In a meter bridge, the null point is found at a distance of l1 cm from A. If now a resistance of X is connected in parallel with S, the null point occurs at l2 cm. Obtain a formula for X in terms of l1, l2 and S.
Initially, when X is not connected
`R/S = l_1/(100 -l_1)` [Condition for balance ] ....... (1)
The equivalent resistance (Req) of the combination of X and S is
`1/R_(eq) = 1/X +1/S`
`R_(eq) = (SX)/(X+S)`
`R/R_(eq) = (l_2)/(100 - l_2)`
`(R(X+S))/(SX) = (l_2)/((100 - l_2))` ........ (2)

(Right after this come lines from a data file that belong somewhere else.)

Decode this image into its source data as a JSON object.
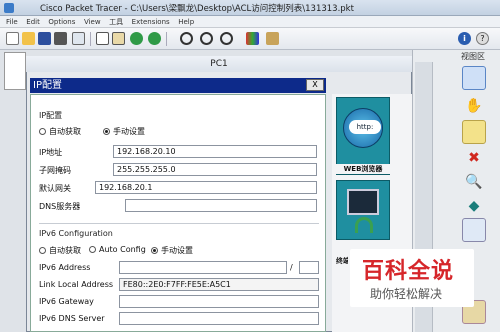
{
  "window": {
    "title": "Cisco Packet Tracer - C:\\Users\\梁飘龙\\Desktop\\ACL访问控制列表\\131313.pkt"
  },
  "menu": [
    "File",
    "Edit",
    "Options",
    "View",
    "工具",
    "Extensions",
    "Help"
  ],
  "right_panel": {
    "tab": "视图区"
  },
  "pc": {
    "title": "PC1",
    "ip_config_title": "IP配置",
    "close": "X",
    "ipv4": {
      "section": "IP配置",
      "dhcp_label": "自动获取",
      "static_label": "手动设置",
      "selected": "static",
      "ip_label": "IP地址",
      "ip_value": "192.168.20.10",
      "mask_label": "子网掩码",
      "mask_value": "255.255.255.0",
      "gateway_label": "默认网关",
      "gateway_value": "192.168.20.1",
      "dns_label": "DNS服务器",
      "dns_value": ""
    },
    "ipv6": {
      "section": "IPv6 Configuration",
      "dhcp_label": "自动获取",
      "auto_label": "Auto Config",
      "static_label": "手动设置",
      "selected": "static",
      "address_label": "IPv6 Address",
      "slash": "/",
      "link_local_label": "Link Local Address",
      "link_local_value": "FE80::2E0:F7FF:FE5E:A5C1",
      "gateway_label": "IPv6 Gateway",
      "dns_label": "IPv6 DNS Server"
    },
    "apps": {
      "web": "WEB浏览器",
      "terminal": "终端"
    }
  },
  "watermark": {
    "title": "百科全说",
    "subtitle": "助你轻松解决"
  },
  "colors": {
    "title_bar": "#0d2a8a",
    "app_tile": "#1f8fa0",
    "watermark_red": "#d6262a"
  }
}
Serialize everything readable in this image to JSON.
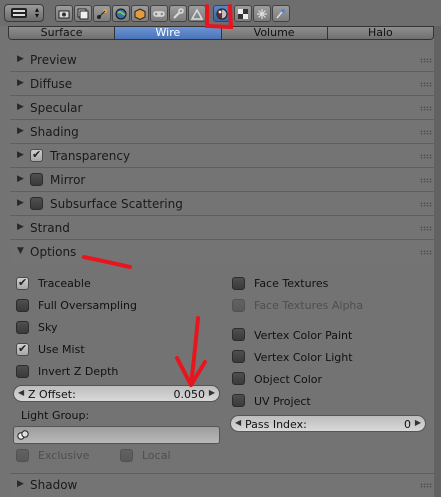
{
  "toolbar": {
    "editor_type": "properties-editor-menu",
    "context_icons": [
      "render-icon",
      "render-layers-icon",
      "scene-icon",
      "world-icon",
      "object-icon",
      "constraints-icon",
      "modifiers-icon",
      "object-data-icon",
      "material-icon",
      "texture-icon",
      "particles-icon",
      "physics-icon"
    ],
    "active_context": "material-icon"
  },
  "shader_tabs": [
    "Surface",
    "Wire",
    "Volume",
    "Halo"
  ],
  "selected_tab": "Wire",
  "panels": {
    "preview": "Preview",
    "diffuse": "Diffuse",
    "specular": "Specular",
    "shading": "Shading",
    "transparency": "Transparency",
    "mirror": "Mirror",
    "sss": "Subsurface Scattering",
    "strand": "Strand",
    "options": "Options",
    "shadow": "Shadow"
  },
  "panel_checks": {
    "transparency": true,
    "mirror": false,
    "sss": false
  },
  "options": {
    "left": [
      {
        "label": "Traceable",
        "checked": true,
        "enabled": true
      },
      {
        "label": "Full Oversampling",
        "checked": false,
        "enabled": true
      },
      {
        "label": "Sky",
        "checked": false,
        "enabled": true
      },
      {
        "label": "Use Mist",
        "checked": true,
        "enabled": true
      },
      {
        "label": "Invert Z Depth",
        "checked": false,
        "enabled": true
      }
    ],
    "right": [
      {
        "label": "Face Textures",
        "checked": false,
        "enabled": true
      },
      {
        "label": "Face Textures Alpha",
        "checked": false,
        "enabled": false
      },
      {
        "label": "Vertex Color Paint",
        "checked": false,
        "enabled": true
      },
      {
        "label": "Vertex Color Light",
        "checked": false,
        "enabled": true
      },
      {
        "label": "Object Color",
        "checked": false,
        "enabled": true
      },
      {
        "label": "UV Project",
        "checked": false,
        "enabled": true
      }
    ],
    "z_offset_label": "Z Offset:",
    "z_offset_value": "0.050",
    "pass_index_label": "Pass Index:",
    "pass_index_value": "0",
    "light_group_label": "Light Group:",
    "light_group_value": "",
    "exclusive_label": "Exclusive",
    "local_label": "Local"
  },
  "colors": {
    "selected_tab": "#5a84c8",
    "annotation": "#e8141e",
    "background": "#737373"
  }
}
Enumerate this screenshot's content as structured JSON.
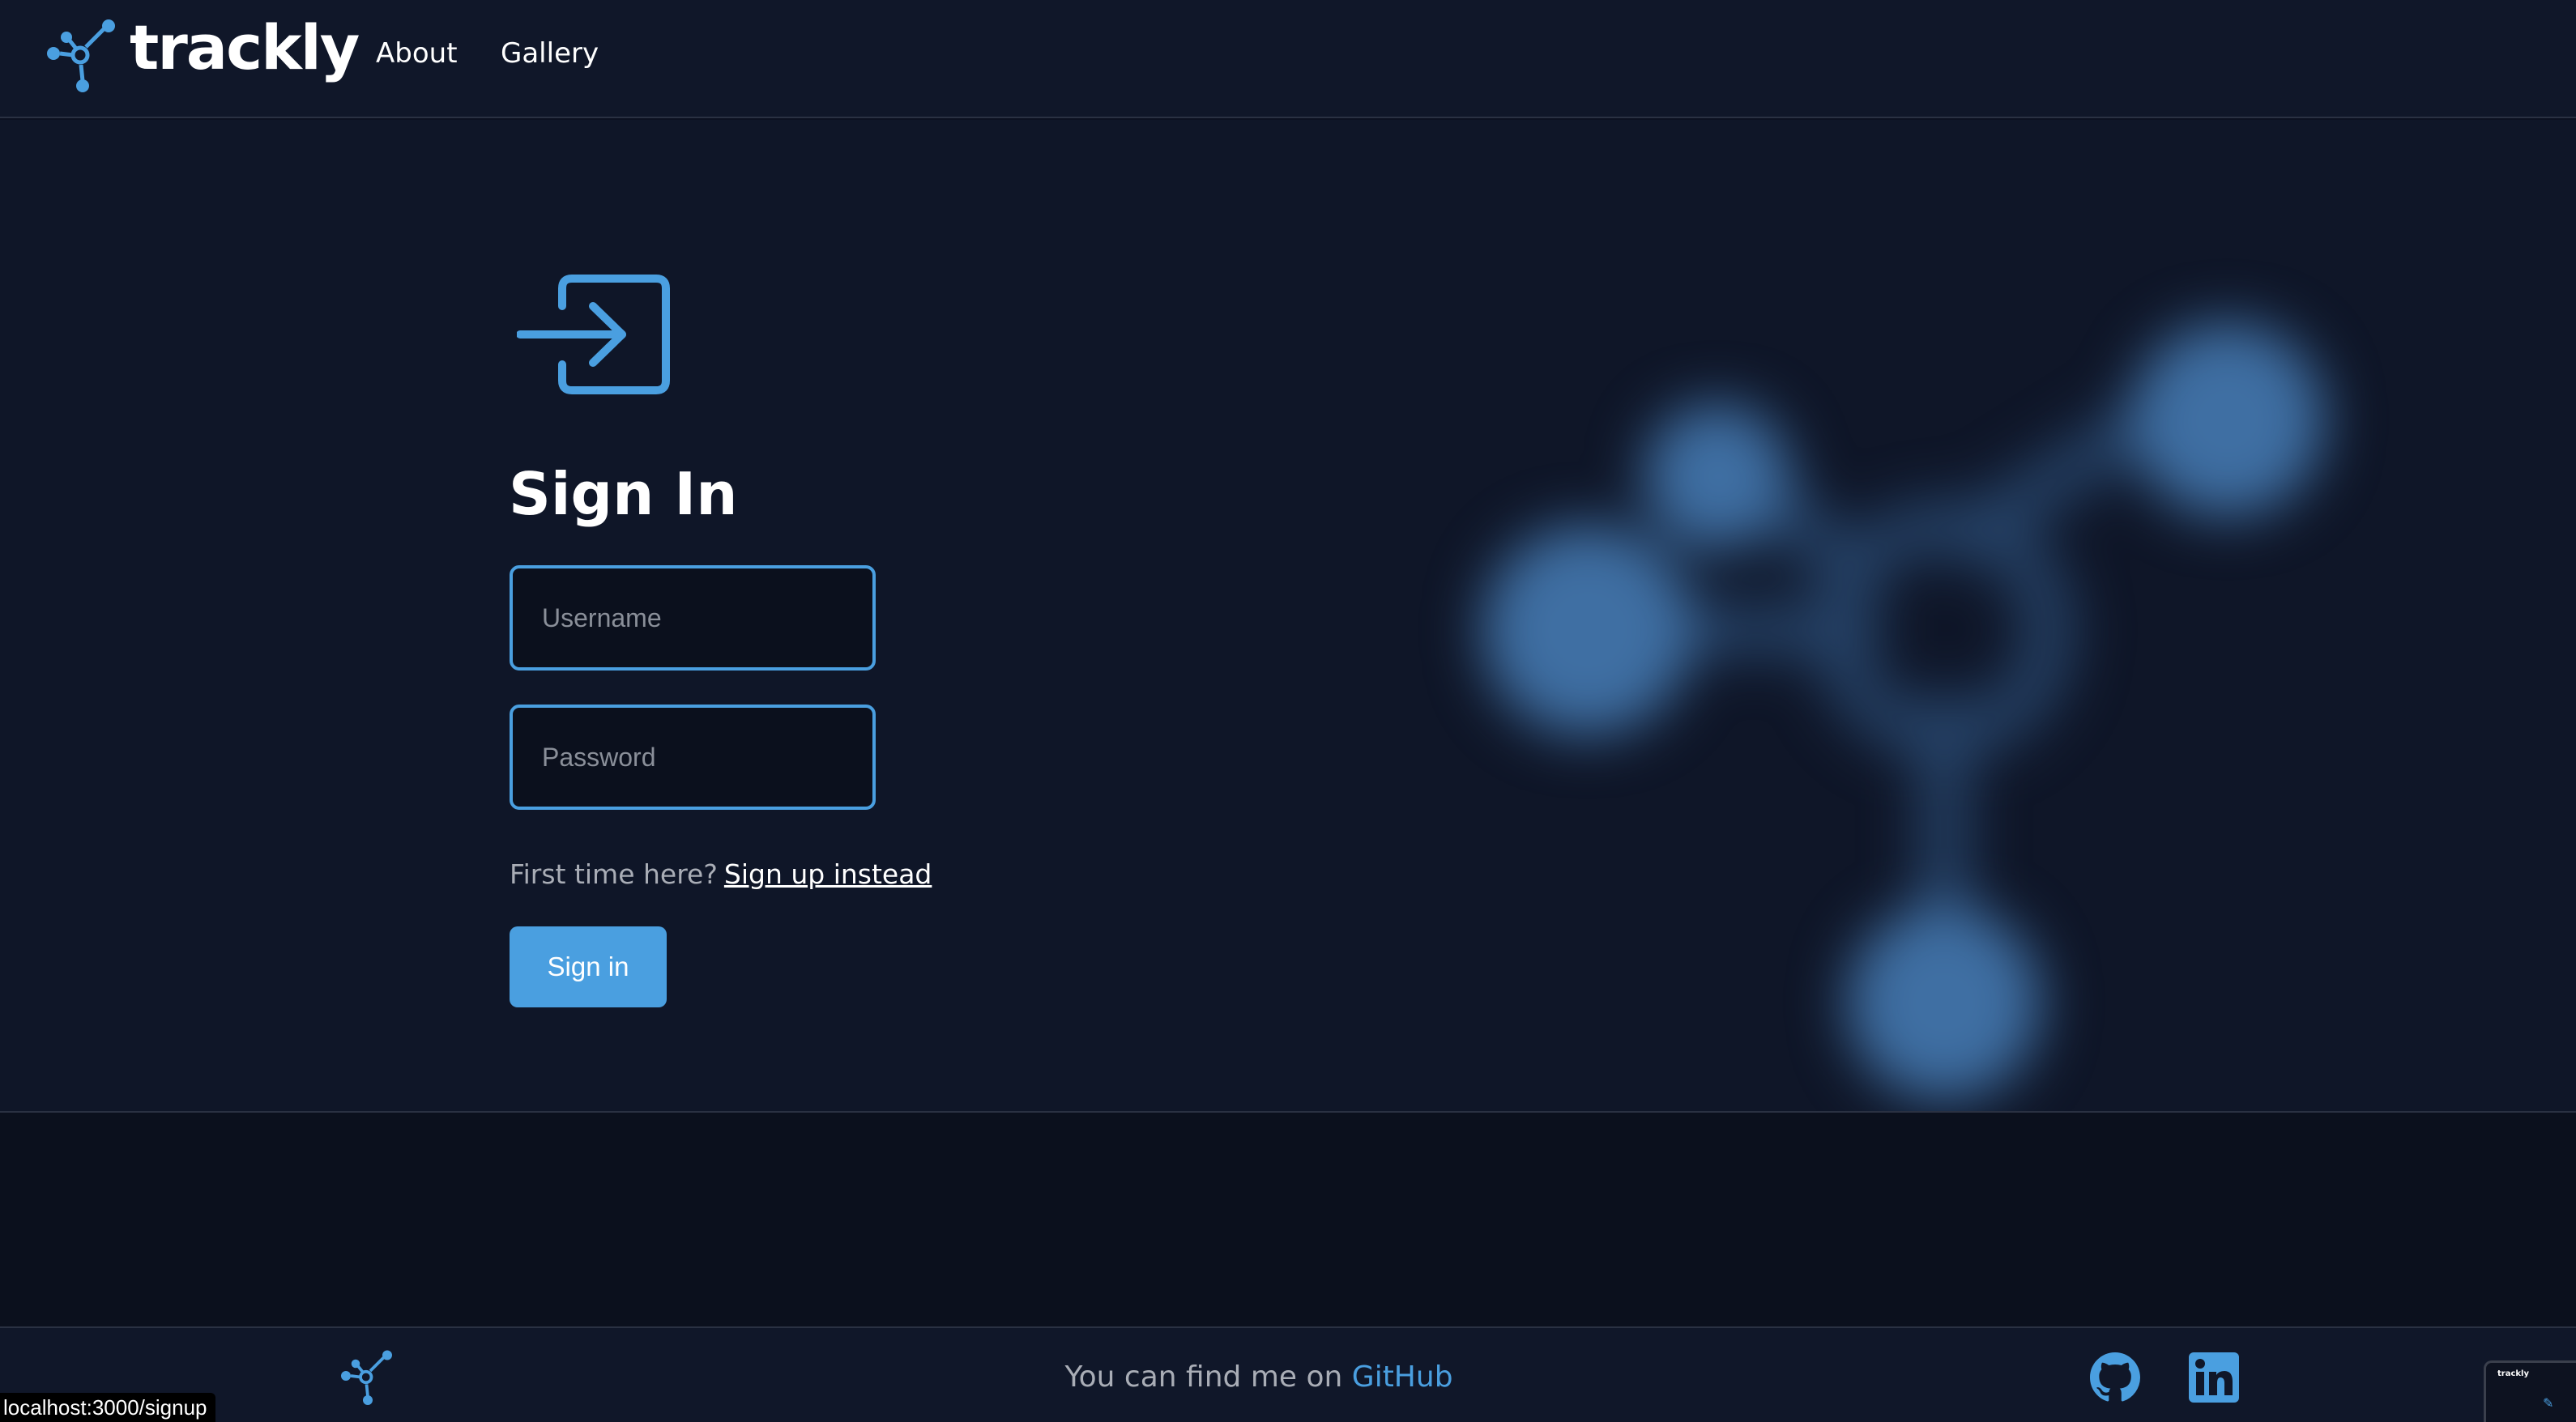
{
  "header": {
    "brand": "trackly",
    "nav": [
      {
        "label": "About"
      },
      {
        "label": "Gallery"
      }
    ]
  },
  "signin": {
    "title": "Sign In",
    "username_placeholder": "Username",
    "password_placeholder": "Password",
    "prompt": "First time here?",
    "signup_link": "Sign up instead",
    "button": "Sign in"
  },
  "footer": {
    "text": "You can find me on",
    "link": "GitHub"
  },
  "statusbar": {
    "url": "localhost:3000/signup"
  },
  "thumbnail": {
    "brand": "trackly"
  },
  "colors": {
    "accent": "#4a9fe0",
    "background": "#0f1628",
    "header": "#101729"
  },
  "icons": [
    "logo-icon",
    "signin-icon",
    "github-icon",
    "linkedin-icon",
    "pen-icon"
  ]
}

On dividing (i) by (ii), we obtain
`R/(R(X +S)) xx (SX)/X = (l_1(100 - l_2))/(l_2(100 - l_1)) `
`X /(X +S) = (l_1(100 - l_2))/(l_2(100-l_1)`
`Xl_2 (100 - l_1) = (X +S)l_1(100 - l_2)`
`XI_2 (100 - l_1) = Xl_1(100 - l_2) + Sl_1 (100 - l_2)`
`X = (Sl_1 (100 - l_2))/([l_2(100 -l_1) - l_1 (100 - l_1)])`
This is the expression for X in terms of S, l1 and l2.